To fabricate functional contacts, two strategies are possible: Classically, for silicon solar cells, heavy surface doping is applied, which narrows the Schottky barrier, enabling majority-carrier tunneling to the contacting material, but resulting in undesired high-doping phenomena such as Auger recombination and free-carrier absorption. Alternatively, passivating-contact technology aims at minimizing the interface-gap state density. For silicon, using density-functional theory calculations, we find that a good passivating contact needs chemical passivation and a displaced outer electrode, else metal-induced gap states are present [2]. A prime example of passivation-contact technology are silicon heterojunction solar cells, using very thin amorphous silicon films for contact formation and passivation. Such devices have demonstrated record-high voltages and power-conversion efficiencies. Nevertheless, the used very thin amorphous silicon films may result in some parasitic absorption losses. Therefore, an important area of research in recent years has been the development of strategies to improve current generation in these devices. Essentially, three options are available: the use of more transparent contacting materials, placing all contacts at the back of the device, or develop tandem technologies to harvest more effectively the blue part of the solar spectrum. A prominent example of the first strategy is the use of metal oxides to replace the (doped) amorphous silicon films, such MoOx replacing p-type amorphous silicon. In the context of such 'doping-free' contact materials, recently several attractive materials have been proposed for electron collection as well such as TiOx and the metal nitrides TaNx and TiNx [3,4]
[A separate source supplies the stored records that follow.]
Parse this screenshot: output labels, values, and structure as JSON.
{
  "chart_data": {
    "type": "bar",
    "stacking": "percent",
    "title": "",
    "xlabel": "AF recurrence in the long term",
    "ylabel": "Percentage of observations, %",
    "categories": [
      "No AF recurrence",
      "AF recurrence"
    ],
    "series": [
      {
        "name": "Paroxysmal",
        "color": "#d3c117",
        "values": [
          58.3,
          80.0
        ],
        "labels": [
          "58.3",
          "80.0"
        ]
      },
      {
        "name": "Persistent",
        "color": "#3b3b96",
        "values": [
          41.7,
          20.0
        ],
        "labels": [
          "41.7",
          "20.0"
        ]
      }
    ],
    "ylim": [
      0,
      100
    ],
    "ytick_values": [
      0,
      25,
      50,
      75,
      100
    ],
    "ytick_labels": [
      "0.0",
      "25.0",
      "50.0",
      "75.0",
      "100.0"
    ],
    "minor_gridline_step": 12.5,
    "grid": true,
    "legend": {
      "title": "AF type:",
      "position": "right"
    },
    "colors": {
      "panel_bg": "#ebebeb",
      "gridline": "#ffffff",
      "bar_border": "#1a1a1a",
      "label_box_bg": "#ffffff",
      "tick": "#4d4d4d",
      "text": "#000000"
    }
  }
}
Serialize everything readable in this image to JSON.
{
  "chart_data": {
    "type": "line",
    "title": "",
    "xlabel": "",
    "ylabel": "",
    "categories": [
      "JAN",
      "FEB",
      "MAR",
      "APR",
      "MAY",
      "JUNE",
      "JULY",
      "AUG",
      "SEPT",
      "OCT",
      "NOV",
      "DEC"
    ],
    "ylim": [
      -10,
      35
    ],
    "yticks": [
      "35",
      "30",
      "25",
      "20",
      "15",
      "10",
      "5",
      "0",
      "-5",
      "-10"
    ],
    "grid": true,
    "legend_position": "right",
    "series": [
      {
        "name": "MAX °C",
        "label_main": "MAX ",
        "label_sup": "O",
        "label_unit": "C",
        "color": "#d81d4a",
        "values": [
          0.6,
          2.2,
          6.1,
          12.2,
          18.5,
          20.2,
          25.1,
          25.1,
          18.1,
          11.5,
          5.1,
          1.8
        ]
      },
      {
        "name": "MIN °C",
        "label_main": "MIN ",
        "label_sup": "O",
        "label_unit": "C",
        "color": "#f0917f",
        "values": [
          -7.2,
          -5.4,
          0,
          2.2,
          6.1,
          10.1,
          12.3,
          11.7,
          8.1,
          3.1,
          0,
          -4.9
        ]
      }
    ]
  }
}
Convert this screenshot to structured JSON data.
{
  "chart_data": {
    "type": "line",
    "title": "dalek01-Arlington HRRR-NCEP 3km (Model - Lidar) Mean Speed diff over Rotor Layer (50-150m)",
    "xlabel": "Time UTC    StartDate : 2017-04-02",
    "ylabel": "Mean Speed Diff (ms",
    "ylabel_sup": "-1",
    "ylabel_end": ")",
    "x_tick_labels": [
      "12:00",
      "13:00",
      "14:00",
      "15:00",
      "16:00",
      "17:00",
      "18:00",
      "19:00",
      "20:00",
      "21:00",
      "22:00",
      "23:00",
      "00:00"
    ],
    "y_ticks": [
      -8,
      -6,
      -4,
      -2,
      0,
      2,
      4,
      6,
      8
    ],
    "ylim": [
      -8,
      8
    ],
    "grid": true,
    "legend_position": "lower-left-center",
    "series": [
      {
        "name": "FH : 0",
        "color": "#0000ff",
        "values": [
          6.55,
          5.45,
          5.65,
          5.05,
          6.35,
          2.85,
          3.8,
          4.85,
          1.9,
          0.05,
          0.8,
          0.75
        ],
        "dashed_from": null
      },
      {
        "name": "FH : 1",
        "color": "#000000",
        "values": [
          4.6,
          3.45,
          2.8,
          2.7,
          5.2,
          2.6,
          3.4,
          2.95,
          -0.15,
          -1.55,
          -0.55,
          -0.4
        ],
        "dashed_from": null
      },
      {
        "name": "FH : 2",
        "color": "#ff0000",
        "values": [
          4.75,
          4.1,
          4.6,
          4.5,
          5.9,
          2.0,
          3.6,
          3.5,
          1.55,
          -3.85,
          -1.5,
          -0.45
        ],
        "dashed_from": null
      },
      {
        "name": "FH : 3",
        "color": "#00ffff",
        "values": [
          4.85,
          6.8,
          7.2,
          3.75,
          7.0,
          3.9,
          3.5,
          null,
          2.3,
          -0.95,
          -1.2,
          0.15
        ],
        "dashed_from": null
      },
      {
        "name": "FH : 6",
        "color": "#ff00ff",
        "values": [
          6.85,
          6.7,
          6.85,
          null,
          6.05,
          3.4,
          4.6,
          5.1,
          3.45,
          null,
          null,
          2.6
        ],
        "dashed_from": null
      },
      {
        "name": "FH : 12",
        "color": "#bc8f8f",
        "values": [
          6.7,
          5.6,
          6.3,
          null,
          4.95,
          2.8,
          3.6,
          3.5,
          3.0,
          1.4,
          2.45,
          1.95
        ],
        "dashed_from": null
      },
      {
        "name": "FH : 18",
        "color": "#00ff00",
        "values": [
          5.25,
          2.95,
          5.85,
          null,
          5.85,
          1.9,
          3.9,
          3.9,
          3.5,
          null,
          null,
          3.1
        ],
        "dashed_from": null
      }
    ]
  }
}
Regarding silicon-based tandems, the combination with a perovskite top cell has been identified to be particularly promising to enable ultra-high efficiency photovoltaics at affordable cost. I will finish my presentation with a discussion how passivating contacts are also of increasing interest in perovskite solar cells to enable higher VOCs, FFs, as well as to quench hysteresis in their current-voltage characteristics [1].
Biography: Stefaan De Wolf has been working on silicon solar cells and materials at IMEC in Belgium and AIST in Japan. In 2008, he joined PV-lab at EPFL in Switzerland, as a team leader for its activities on high-efficiency silicon solar cells. Since September 2016, he is an Associate Professor at KAUST in Saudi Arabia working on high-efficiency photovoltaics for hot climates.